DVD begins final assault on videotape

DVD makers are trying to get manufacturers to back their rewriteable DVD technology, hoping to reap a fortune in royalties and put VCRs out of business.

When digital videodisks first went on sale three years ago, manufacturers only produced devices that could play prerecorded disks. Movie lovers grabbed them up by the millions, making DVD players one of the most rapidly accepted new products in consumer-electronics history. About 10 million will be sold in the U.S. this year.

But the promise of DVD as a replacement for videotape was limited by the expense of recording technology and disagreements over technical standards. Meanwhile, sales of VCRs are still rising, expected to finish the year up 5 percent to around 20 million units in the U.S.

Now, the cost of DVD recording technology has fallen to a few thousand dollars, low enough for affluent buyers and technophiles who tend to be the first buyers of any new technology product. Matsushita Electric Industrial Co. rolled out a $4,000 DVD recorder under its Panasonic brand to U.S. stores in August. And, next week, Pioneer Corp. will join the fray by introducing products at the Comdex computer convention in Las Vegas.

But their machines record disks in different, incompatible ways, just as the VHS and Beta formats do for videotape. Another company, Philips Electronics NV, has developed a third method for DVD "rewriteables," as the disks that can be recorded upon over and over are known. A fourth format, called DVD-R, permits DVDs to be recorded on only once. That format has been more broadly accepted by manufacturers. However, it wouldn't serve as a substitute for people who use the same videotape over and over to record missed TV shows.
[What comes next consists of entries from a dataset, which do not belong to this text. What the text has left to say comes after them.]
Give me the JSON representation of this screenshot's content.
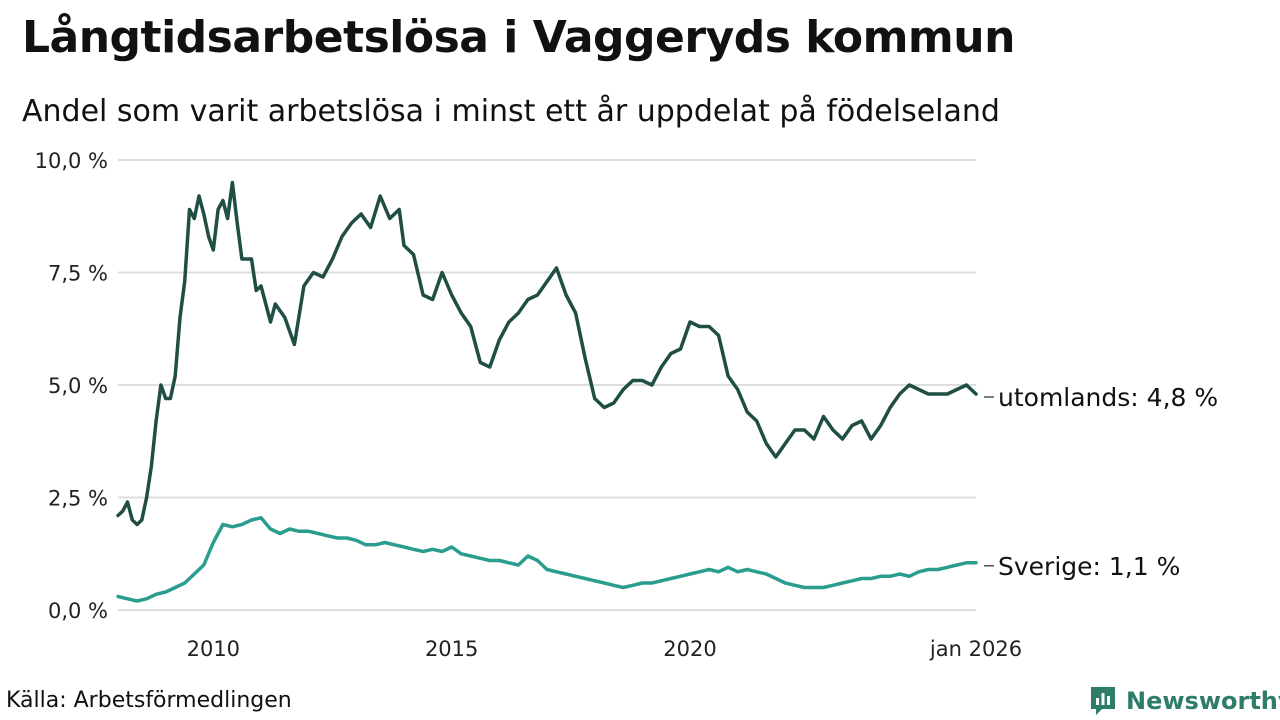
{
  "chart_data": {
    "type": "line",
    "title": "Långtidsarbetslösa i Vaggeryds kommun",
    "subtitle": "Andel som varit arbetslösa i minst ett år uppdelat på födelseland",
    "xlabel": "",
    "ylabel": "",
    "xlim": [
      2008.0,
      2026.0
    ],
    "ylim": [
      0,
      10
    ],
    "y_ticks": [
      0,
      2.5,
      5,
      7.5,
      10
    ],
    "y_tick_labels": [
      "0,0 %",
      "2,5 %",
      "5,0 %",
      "7,5 %",
      "10,0 %"
    ],
    "x_ticks": [
      2010,
      2015,
      2020,
      2026
    ],
    "x_tick_labels": [
      "2010",
      "2015",
      "2020",
      "jan 2026"
    ],
    "grid": true,
    "series": [
      {
        "name": "utomlands",
        "end_label": "utomlands: 4,8 %",
        "color": "#1f4e44",
        "x": [
          2008.0,
          2008.1,
          2008.2,
          2008.3,
          2008.4,
          2008.5,
          2008.6,
          2008.7,
          2008.8,
          2008.9,
          2009.0,
          2009.1,
          2009.2,
          2009.3,
          2009.4,
          2009.5,
          2009.6,
          2009.7,
          2009.8,
          2009.9,
          2010.0,
          2010.1,
          2010.2,
          2010.3,
          2010.4,
          2010.5,
          2010.6,
          2010.7,
          2010.8,
          2010.9,
          2011.0,
          2011.1,
          2011.2,
          2011.3,
          2011.5,
          2011.7,
          2011.9,
          2012.1,
          2012.3,
          2012.5,
          2012.7,
          2012.9,
          2013.1,
          2013.3,
          2013.5,
          2013.7,
          2013.9,
          2014.0,
          2014.2,
          2014.4,
          2014.6,
          2014.8,
          2015.0,
          2015.2,
          2015.4,
          2015.6,
          2015.8,
          2016.0,
          2016.2,
          2016.4,
          2016.6,
          2016.8,
          2017.0,
          2017.2,
          2017.4,
          2017.6,
          2017.8,
          2018.0,
          2018.2,
          2018.4,
          2018.6,
          2018.8,
          2019.0,
          2019.2,
          2019.4,
          2019.6,
          2019.8,
          2020.0,
          2020.2,
          2020.4,
          2020.6,
          2020.8,
          2021.0,
          2021.2,
          2021.4,
          2021.6,
          2021.8,
          2022.0,
          2022.2,
          2022.4,
          2022.6,
          2022.8,
          2023.0,
          2023.2,
          2023.4,
          2023.6,
          2023.8,
          2024.0,
          2024.2,
          2024.4,
          2024.6,
          2024.8,
          2025.0,
          2025.2,
          2025.4,
          2025.6,
          2025.8,
          2025.9,
          2026.0
        ],
        "values": [
          2.1,
          2.2,
          2.4,
          2.0,
          1.9,
          2.0,
          2.5,
          3.2,
          4.2,
          5.0,
          4.7,
          4.7,
          5.2,
          6.5,
          7.3,
          8.9,
          8.7,
          9.2,
          8.8,
          8.3,
          8.0,
          8.9,
          9.1,
          8.7,
          9.5,
          8.6,
          7.8,
          7.8,
          7.8,
          7.1,
          7.2,
          6.8,
          6.4,
          6.8,
          6.5,
          5.9,
          7.2,
          7.5,
          7.4,
          7.8,
          8.3,
          8.6,
          8.8,
          8.5,
          9.2,
          8.7,
          8.9,
          8.1,
          7.9,
          7.0,
          6.9,
          7.5,
          7.0,
          6.6,
          6.3,
          5.5,
          5.4,
          6.0,
          6.4,
          6.6,
          6.9,
          7.0,
          7.3,
          7.6,
          7.0,
          6.6,
          5.6,
          4.7,
          4.5,
          4.6,
          4.9,
          5.1,
          5.1,
          5.0,
          5.4,
          5.7,
          5.8,
          6.4,
          6.3,
          6.3,
          6.1,
          5.2,
          4.9,
          4.4,
          4.2,
          3.7,
          3.4,
          3.7,
          4.0,
          4.0,
          3.8,
          4.3,
          4.0,
          3.8,
          4.1,
          4.2,
          3.8,
          4.1,
          4.5,
          4.8,
          5.0,
          4.9,
          4.8,
          4.8,
          4.8,
          4.9,
          5.0,
          4.9,
          4.8
        ]
      },
      {
        "name": "Sverige",
        "end_label": "Sverige: 1,1 %",
        "color": "#2a9d8f",
        "x": [
          2008.0,
          2008.2,
          2008.4,
          2008.6,
          2008.8,
          2009.0,
          2009.2,
          2009.4,
          2009.6,
          2009.8,
          2010.0,
          2010.2,
          2010.4,
          2010.6,
          2010.8,
          2011.0,
          2011.2,
          2011.4,
          2011.6,
          2011.8,
          2012.0,
          2012.2,
          2012.4,
          2012.6,
          2012.8,
          2013.0,
          2013.2,
          2013.4,
          2013.6,
          2013.8,
          2014.0,
          2014.2,
          2014.4,
          2014.6,
          2014.8,
          2015.0,
          2015.2,
          2015.4,
          2015.6,
          2015.8,
          2016.0,
          2016.2,
          2016.4,
          2016.6,
          2016.8,
          2017.0,
          2017.2,
          2017.4,
          2017.6,
          2017.8,
          2018.0,
          2018.2,
          2018.4,
          2018.6,
          2018.8,
          2019.0,
          2019.2,
          2019.4,
          2019.6,
          2019.8,
          2020.0,
          2020.2,
          2020.4,
          2020.6,
          2020.8,
          2021.0,
          2021.2,
          2021.4,
          2021.6,
          2021.8,
          2022.0,
          2022.2,
          2022.4,
          2022.6,
          2022.8,
          2023.0,
          2023.2,
          2023.4,
          2023.6,
          2023.8,
          2024.0,
          2024.2,
          2024.4,
          2024.6,
          2024.8,
          2025.0,
          2025.2,
          2025.4,
          2025.6,
          2025.8,
          2026.0
        ],
        "values": [
          0.3,
          0.25,
          0.2,
          0.25,
          0.35,
          0.4,
          0.5,
          0.6,
          0.8,
          1.0,
          1.5,
          1.9,
          1.85,
          1.9,
          2.0,
          2.05,
          1.8,
          1.7,
          1.8,
          1.75,
          1.75,
          1.7,
          1.65,
          1.6,
          1.6,
          1.55,
          1.45,
          1.45,
          1.5,
          1.45,
          1.4,
          1.35,
          1.3,
          1.35,
          1.3,
          1.4,
          1.25,
          1.2,
          1.15,
          1.1,
          1.1,
          1.05,
          1.0,
          1.2,
          1.1,
          0.9,
          0.85,
          0.8,
          0.75,
          0.7,
          0.65,
          0.6,
          0.55,
          0.5,
          0.55,
          0.6,
          0.6,
          0.65,
          0.7,
          0.75,
          0.8,
          0.85,
          0.9,
          0.85,
          0.95,
          0.85,
          0.9,
          0.85,
          0.8,
          0.7,
          0.6,
          0.55,
          0.5,
          0.5,
          0.5,
          0.55,
          0.6,
          0.65,
          0.7,
          0.7,
          0.75,
          0.75,
          0.8,
          0.75,
          0.85,
          0.9,
          0.9,
          0.95,
          1.0,
          1.05,
          1.05
        ]
      }
    ]
  },
  "footer": {
    "source": "Källa: Arbetsförmedlingen",
    "brand": "Newsworthy"
  },
  "colors": {
    "grid": "#dddddd",
    "brand": "#2e7d6b"
  }
}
So, manufacturers are gearing up for a marketing battle. Each is trying to get other manufacturers to back their rewriteable DVD technology, hoping to reap a fortune in royalties. "I don't know if there's any way we can avoid it," says Andy Parsons, senior vice president in Pioneer's U.S. new media unit. "We're all technology providers."
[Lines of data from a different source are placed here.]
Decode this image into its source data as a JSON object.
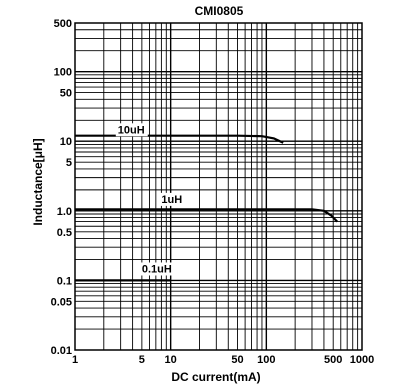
{
  "chart_data": {
    "type": "line",
    "title": "CMI0805",
    "xlabel": "DC current(mA)",
    "ylabel": "Inductance[μH]",
    "x_scale": "log",
    "y_scale": "log",
    "xlim": [
      1,
      1000
    ],
    "ylim": [
      0.01,
      500
    ],
    "grid": true,
    "x_ticks": [
      {
        "value": 1,
        "label": "1"
      },
      {
        "value": 5,
        "label": "5"
      },
      {
        "value": 10,
        "label": "10"
      },
      {
        "value": 50,
        "label": "50"
      },
      {
        "value": 100,
        "label": "100"
      },
      {
        "value": 500,
        "label": "500"
      },
      {
        "value": 1000,
        "label": "1000"
      }
    ],
    "y_ticks": [
      {
        "value": 0.01,
        "label": "0.01"
      },
      {
        "value": 0.05,
        "label": "0.05"
      },
      {
        "value": 0.1,
        "label": "0.1"
      },
      {
        "value": 0.5,
        "label": "0.5"
      },
      {
        "value": 1,
        "label": "1.0"
      },
      {
        "value": 5,
        "label": "5"
      },
      {
        "value": 10,
        "label": "10"
      },
      {
        "value": 50,
        "label": "50"
      },
      {
        "value": 100,
        "label": "100"
      },
      {
        "value": 500,
        "label": "500"
      }
    ],
    "series": [
      {
        "name": "10uH",
        "label_at": {
          "x": 2.8,
          "y": 13
        },
        "points": [
          [
            1,
            12
          ],
          [
            50,
            12
          ],
          [
            90,
            11.8
          ],
          [
            120,
            11
          ],
          [
            150,
            9.5
          ]
        ]
      },
      {
        "name": "1uH",
        "label_at": {
          "x": 8,
          "y": 1.3
        },
        "points": [
          [
            1,
            1.05
          ],
          [
            100,
            1.05
          ],
          [
            300,
            1.05
          ],
          [
            400,
            1.0
          ],
          [
            480,
            0.85
          ],
          [
            550,
            0.7
          ]
        ]
      },
      {
        "name": "0.1uH",
        "label_at": {
          "x": 5,
          "y": 0.13
        },
        "points": [
          [
            1,
            0.1
          ],
          [
            10,
            0.1
          ]
        ]
      }
    ]
  }
}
Rusty Osterstock, a general manager at Matsushita's U.S. unit, says, "There's a choice that's going to have to be made."

Retailers are unhappy about that prospect. Few want to risk winding up with expensive DVD recorders that have been rendered obsolete by market forces.
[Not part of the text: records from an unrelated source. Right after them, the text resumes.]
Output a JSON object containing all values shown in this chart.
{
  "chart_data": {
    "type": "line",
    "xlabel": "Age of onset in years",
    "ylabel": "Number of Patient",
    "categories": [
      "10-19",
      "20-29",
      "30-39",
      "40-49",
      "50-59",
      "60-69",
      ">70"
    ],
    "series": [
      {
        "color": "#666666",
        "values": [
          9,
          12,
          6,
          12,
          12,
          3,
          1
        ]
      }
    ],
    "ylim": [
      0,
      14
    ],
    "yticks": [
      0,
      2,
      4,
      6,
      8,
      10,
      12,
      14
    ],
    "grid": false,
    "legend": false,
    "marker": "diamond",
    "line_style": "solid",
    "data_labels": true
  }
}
"We're going to hold back," says Bjorn Dybdahl, owner of Bjorn's Audio Video in San Antonio, an upscale store with a reputation for jumping on new technology quickly. "We'll do seminars for our customers about the products, but we're not going to get financially committed until the manufacturers settle on one system."

In the struggle, both Matsushita and Pioneer are reaching out to computer manufacturers after noticing that compact-disk recording took off when personal computers were equipped with recording drives. At Comdex, Pioneer will announce a DVD rewriteable drive that can be sold as an option for personal computers. Matsushita is touting the speed of its DVD rewriteable format.

Pioneer's DVD-RW and Matsushita's DVD-RAM are supported by the DVD Forum, a consortium of more than 200 manufacturers where technical issues are hammered out. The group earlier this year began working on a program called "DVD Multi" to reduce the incompatibilities.

For instance, the two companies address piracy and copyright-infringement worries differently. Pioneer is relying on the creation of two types of DVD disks, one for professionals and one for consumers. The consumer disk couldn't be used to record certain types of material, including prerecorded DVDs. The Matsushita product uses a special copyright-protection system that allows Hollywood studios to embed signals in a digital file that determines whether it can be copied.

Pioneer's format is designed to be played back on DVD players as well as its recording machines, while Matsushita's isn't. Philips says its format, known as DVD+RW, is also compatible with most DVD players. But it won't begin sales until the second half of 2001.

Meanwhile, other digital-storage technologies are developing rapidly.

The most direct challenge to DVD as a VCR replacement is the kind of machine that uses a computerlike hard drive to record images. Early versions of such machines, developed by Replay Networks Inc. and TiVo Inc., have been slow sellers.

Several manufacturers will use Comdex to show off new, higher-capacity versions of flash-memory cards. But these postage-stamp-size gizmos are used chiefly in digital music players and digital cameras, not for video recording.

TDK Corp. and Calimetrics Inc. will demonstrate a CD that can hold as many as three times as much data as ordinary CDs. The companies plan to sell a special recording drive to PC makers that can store data on the new CD as well as older CDs.

And DataPlay Inc., a Boulder, Colo., start-up has created an optical disk similar to a CD and DVD except that it is the size of a quarter. DataPlay's disk can hold about 80 percent of the digital data a CD can, enough for most record albums and short videos. The company plans to launch its product early next year, initially in digital audio players and digital cameras.

But none of these digital technologies hold immediate promise for use in the dens and TV rooms of most consumers. "The VCR has so many advantages," says Matsushita's Osterstock. "It's still a relatively strong business."